Dengan Suap Bangunan Masjid, Aguan cs Netralisir Perlawanan Umat Islam?

m.
Pada tanggal 7 Maret 2025 yang lalu, penulis membentangkan perlunya kesadaran akan tanggungjawab umat Islam akan nasibnya di negeri ini di tengah ketidakberdayaan mereka secara ekonomi dan politik akibat dan konsekwensi pilihan mereka sendiri. Itulah sebabnya, umat Islam perlu merumuskan kembali tanggungjawab mereka terhadap nasib dirinya dan negerinya sendiri tanpa harus didikte oleh orang lain. Hal itu sedikit banyak jika pembaca ingin mengetahuinya lagi, silahkan googling karena tulisan itu sudah dipublikasi secara online melalui lintasparlemen.com dan suluhrakyat.com.

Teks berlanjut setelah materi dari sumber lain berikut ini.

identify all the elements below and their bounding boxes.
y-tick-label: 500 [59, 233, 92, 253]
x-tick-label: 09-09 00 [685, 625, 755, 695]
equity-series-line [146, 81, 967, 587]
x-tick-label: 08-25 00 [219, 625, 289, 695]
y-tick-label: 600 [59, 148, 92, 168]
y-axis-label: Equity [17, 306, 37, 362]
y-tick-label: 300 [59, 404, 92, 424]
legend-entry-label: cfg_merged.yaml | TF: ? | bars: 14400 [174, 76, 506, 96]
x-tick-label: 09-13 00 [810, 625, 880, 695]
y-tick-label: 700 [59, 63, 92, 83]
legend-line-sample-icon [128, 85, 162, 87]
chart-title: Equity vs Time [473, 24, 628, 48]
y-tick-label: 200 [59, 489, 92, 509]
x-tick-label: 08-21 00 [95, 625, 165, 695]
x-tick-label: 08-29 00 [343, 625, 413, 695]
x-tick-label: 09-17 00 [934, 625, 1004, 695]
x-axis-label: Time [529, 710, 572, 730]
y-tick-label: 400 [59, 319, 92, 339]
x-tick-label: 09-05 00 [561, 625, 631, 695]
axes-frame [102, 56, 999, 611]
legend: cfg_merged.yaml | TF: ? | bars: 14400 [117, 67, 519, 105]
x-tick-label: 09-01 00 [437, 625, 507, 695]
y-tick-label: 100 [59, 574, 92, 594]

Namun salah satu segi tantangan kesadaran tanggungjawab umat Islam yang tampak demikian lemah atau tepatnya melemah di mata pihak lain, ialah tipisnya persatuan dan keterpaduan cara pandang dan orientasi kepentingan bersama sesama umat Islam. Beberapa pihak di kalangan umat Islam mungkin menyadari betapa lemahnya kekuatan politik dan ekonomi umat, tapi sebagian kalangan lagi sama sekali tidak memerlukan fakta tersebut bagi urusan dirinya, karena menurutnya mereka sudah sangat puas dengan apa yang mereka nikmati di negeri ini, yang ditandai dengan kebebasan beragama, banyaknya mesjid dan pesantren, kementerian agama yang selalu ada buat umat.

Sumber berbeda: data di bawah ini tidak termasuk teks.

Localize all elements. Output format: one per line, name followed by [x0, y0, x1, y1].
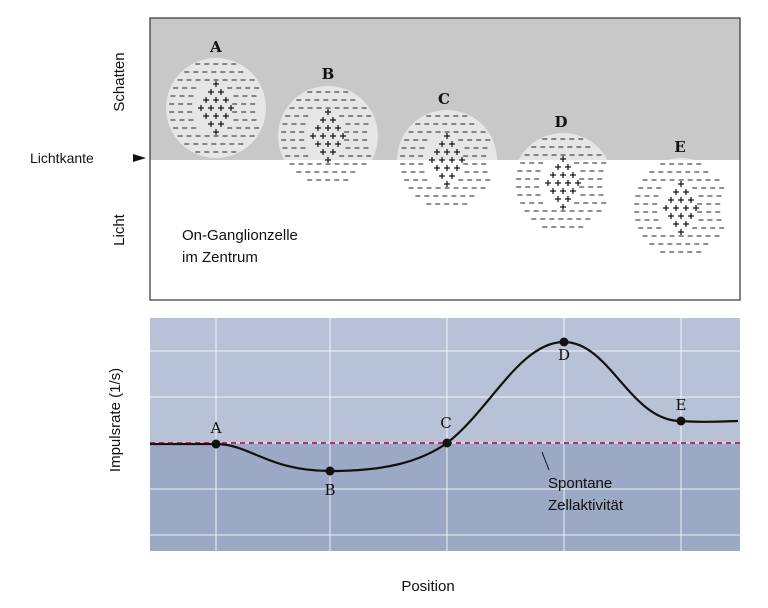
receptive-field-panel: A B C D E On-Ganglionzelle im Zentrum [149, 17, 741, 301]
curve-point-b: B [324, 466, 336, 499]
field-disc [166, 58, 266, 158]
light-label: Licht [111, 213, 128, 246]
y-axis-label: Impulsrate (1/s) [107, 368, 124, 472]
receptive-field-a: A [166, 38, 266, 158]
cell-caption-line2: im Zentrum [182, 249, 258, 266]
lower-region [150, 443, 740, 551]
field-label: A [209, 38, 222, 56]
top-panel-frame [149, 17, 741, 301]
curve-points: A B C D E [210, 337, 687, 499]
curve-point-e: E [676, 396, 687, 426]
baseline-pointer [541, 451, 550, 471]
response-curve [150, 340, 739, 473]
point-label: C [440, 414, 451, 432]
receptive-field-e: E [631, 138, 731, 258]
receptive-field-d: D [513, 113, 613, 233]
receptive-field-b: B [278, 65, 378, 186]
baseline-label-line1: Spontane [548, 475, 612, 492]
field-label: E [674, 138, 685, 156]
field-label: C [438, 90, 450, 108]
x-axis-label: Position [401, 578, 454, 595]
point-label: A [210, 419, 222, 437]
response-panel: A B C D E Spontane Zellaktivität [150, 318, 740, 551]
grid [150, 318, 740, 551]
field-label: D [554, 113, 567, 131]
baseline-label-line2: Zellaktivität [548, 497, 624, 514]
point-marker [676, 416, 686, 426]
shadow-label: Schatten [111, 52, 128, 111]
edge-label: Lichtkante [30, 150, 94, 166]
field-disc [631, 158, 731, 258]
receptive-fields: A B C D E [166, 38, 731, 258]
point-marker [559, 337, 569, 347]
point-label: E [676, 396, 687, 414]
field-disc [278, 86, 378, 186]
curve-point-d: D [558, 337, 570, 364]
field-disc [513, 133, 613, 233]
receptive-field-c: C [397, 90, 497, 210]
curve-point-c: C [440, 414, 452, 448]
field-disc [397, 110, 497, 210]
point-label: B [324, 481, 335, 499]
point-label: D [558, 346, 570, 364]
upper-region [150, 318, 740, 443]
edge-arrow-icon [133, 154, 146, 162]
field-label: B [322, 65, 335, 83]
cell-caption-line1: On-Ganglionzelle [182, 227, 298, 244]
curve-point-a: A [210, 419, 222, 449]
point-marker [442, 438, 452, 448]
point-marker [211, 439, 221, 449]
point-marker [325, 466, 335, 476]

Misalnya baru-baru ini kejadian, saat sebagian masyarakat berjuang memprotes dan menyoroti dengan rasa muak terhadap perampasan tanah dan lahan di Banten oleh perusahaan Aguan cs dengan cara-cara ilegal (Kasus PIK2), sebagian kecil mengatasnamakan umat Islam justru membela Aguan cs. Ketika Aguan cs terpojok dan harus mengambil strategi manipulasi opini dan pura-pura begitu perhatian terhadap umat Islam dengan membuat acara peletakan batu pertama pembangunan masjid di lingkungan lahan pengembangan Pantai Indah Kapuk milik Aguan cs, terlihat hadir di sana Menteri Agama, Nasaruddin Umar, demikian mesra memberkati rencana mesjid itu, sekumpulan orang yang memenuhi tenda dengan kesan Islam, dan tentu saja hadir gerombolan buzzers yang sejak awal memposisikan diri pembela Aguan cs.

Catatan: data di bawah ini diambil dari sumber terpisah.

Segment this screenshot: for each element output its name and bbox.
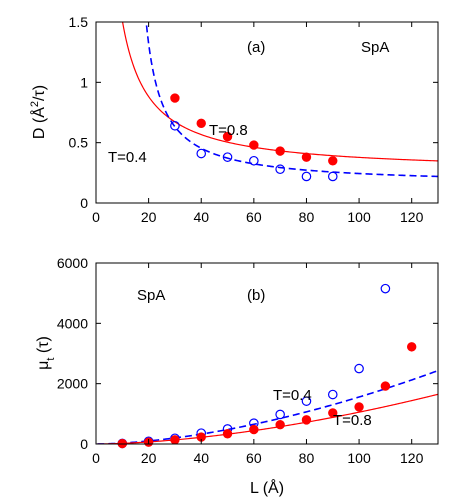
panel-a: 0 20 40 60 80 100 120 0 0.5 1 1.5 (a) SpA T=0.8 T=…	[29, 14, 439, 225]
data-point	[301, 396, 312, 406]
data-point	[275, 409, 285, 420]
data-point	[327, 389, 338, 400]
x-tick-label: 0	[92, 209, 100, 225]
panel-a-frame	[95, 21, 439, 204]
x-tick-label: 40	[193, 450, 209, 466]
x-tick-label: 120	[400, 209, 424, 225]
data-point	[275, 164, 285, 175]
panel-b-frame	[95, 262, 439, 445]
x-tick-label: 20	[141, 450, 157, 466]
data-point	[196, 118, 206, 129]
fit-curve	[145, 22, 438, 178]
data-point	[380, 283, 391, 294]
data-point	[301, 171, 312, 182]
x-tick-label: 0	[92, 450, 100, 466]
x-tick-label: 60	[246, 450, 262, 466]
fit-curve	[97, 393, 438, 444]
y-tick-label: 1.5	[69, 14, 89, 30]
data-point	[327, 171, 338, 182]
x-tick-label: 100	[347, 209, 371, 225]
panel-b-fit-curves	[97, 369, 438, 444]
panel-a-fit-curves	[121, 22, 438, 178]
panel-b-series-label-t08: T=0.8	[333, 412, 372, 429]
data-point	[328, 408, 338, 418]
panel-a-system-label: SpA	[361, 39, 389, 56]
panel-a-y-axis-title: D (Å2/τ)	[29, 85, 48, 139]
data-point	[170, 120, 180, 131]
y-tick-label: 4000	[57, 315, 88, 331]
data-point	[354, 363, 364, 374]
x-tick-label: 100	[347, 450, 371, 466]
panel-b-ticks: 0 20 40 60 80 100 120 0 2000 4000 6000	[57, 255, 438, 466]
data-point	[170, 93, 180, 103]
y-tick-label: 2000	[57, 376, 88, 392]
data-point	[222, 429, 233, 439]
data-point	[222, 131, 233, 142]
data-point	[380, 381, 391, 391]
y-tick-label: 1	[80, 74, 88, 90]
data-point	[406, 342, 417, 352]
y-tick-label: 6000	[57, 255, 88, 271]
data-point	[249, 140, 259, 150]
panel-a-series-label-t08: T=0.8	[209, 122, 248, 139]
panel-b-system-label: SpA	[137, 287, 165, 304]
panel-b-x-axis-title: L (Å)	[250, 478, 284, 497]
y-tick-label: 0	[80, 436, 88, 452]
panel-a-label: (a)	[247, 39, 265, 56]
panel-a-ticks: 0 20 40 60 80 100 120 0 0.5 1 1.5	[69, 14, 438, 225]
fit-curve	[97, 369, 438, 444]
data-point	[170, 435, 180, 445]
panel-b-label: (b)	[247, 287, 265, 304]
y-tick-label: 0.5	[69, 135, 89, 151]
x-tick-label: 40	[193, 209, 209, 225]
data-point	[354, 402, 364, 412]
panel-b-series-label-t04: T=0.4	[273, 387, 312, 404]
x-tick-label: 120	[400, 450, 424, 466]
fit-curve	[121, 22, 438, 162]
data-point	[301, 152, 312, 162]
panel-b: 0 20 40 60 80 100 120 0 2000 4000 6000 SpA (b) T=0…	[35, 255, 439, 497]
panel-a-series-label-t04: T=0.4	[108, 149, 147, 166]
data-point	[249, 424, 259, 435]
data-point	[328, 156, 338, 166]
data-point	[301, 415, 312, 425]
data-point	[275, 419, 285, 430]
data-point	[196, 148, 207, 159]
data-point	[275, 146, 285, 156]
panel-a-data-points	[170, 93, 338, 182]
x-tick-label: 80	[299, 209, 315, 225]
y-tick-label: 0	[80, 195, 88, 211]
panel-b-y-axis-title: μt (τ)	[35, 336, 57, 370]
x-tick-label: 20	[141, 209, 157, 225]
x-tick-label: 60	[246, 209, 262, 225]
data-point	[222, 152, 233, 162]
data-point	[249, 155, 259, 166]
x-tick-label: 80	[299, 450, 315, 466]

Demikianlah, akibatnya kesan mudahnya menyuap sebagian umat Islam dengan mesjid dan sembako serta panggung bagi elit umat, guna menetralisir perlawanan umat terhadap penindasan, demikian mudah dilakukan oleh orang lain. Umat demikian mudah ditaklukkan dengan cara belah bambu: ditarik satu belah, diinjak belah lainnya. Cara klasik ini selalu digunakan orang lain dalam menaklukkan dan menetralisir kebangkitan perlawan umat atas ketertindasan mereka. Selalu saja ada sebagian secara oportunis menyediakan diri sebagai simulasi belah bambu tanpa rasa salah dan kikuk sama sekali, malahan merasa benar dengan tindakan penghianatan semacam itu.
Sebenarnya, jika digali-gali akar teologis mengapa selalu ada saja pihak semacam itu di tubuh umat Islam yang akibatnya berkonsekwensi pecah barisan dalam tubuh umat Islam, hal ini memang sudah lama berlangsung. Tapi sebenarnya ialah akarnya oportunisme dan ketidaksanggupan subjektif untuk menerima konsekwensi suatu konflik. Saya tidak melihat hal ini sebagai akibat dari problem teologis. Kalaupun dikait-kaitkan dengan teologi dan mazhab berpikir, hal itu post factum saja dan dicari kemudian pembenaran teologisnya oleh mereka yang memilih oportunisme dan kenyamanan diri.
Demikianlah, akibatnya dalam persepsi orang lain, menundukkan dan menetralisir perlawanan umat Islam itu sangat gampang: cukup siapkan dan orbitkan sekelompok oportunis dan lemahkan sumber daya kekuatan umat Islam, terutama sumberdaya politik dan ekonomi. Maka semuanya gampang dipatahkan dan dicengkeram.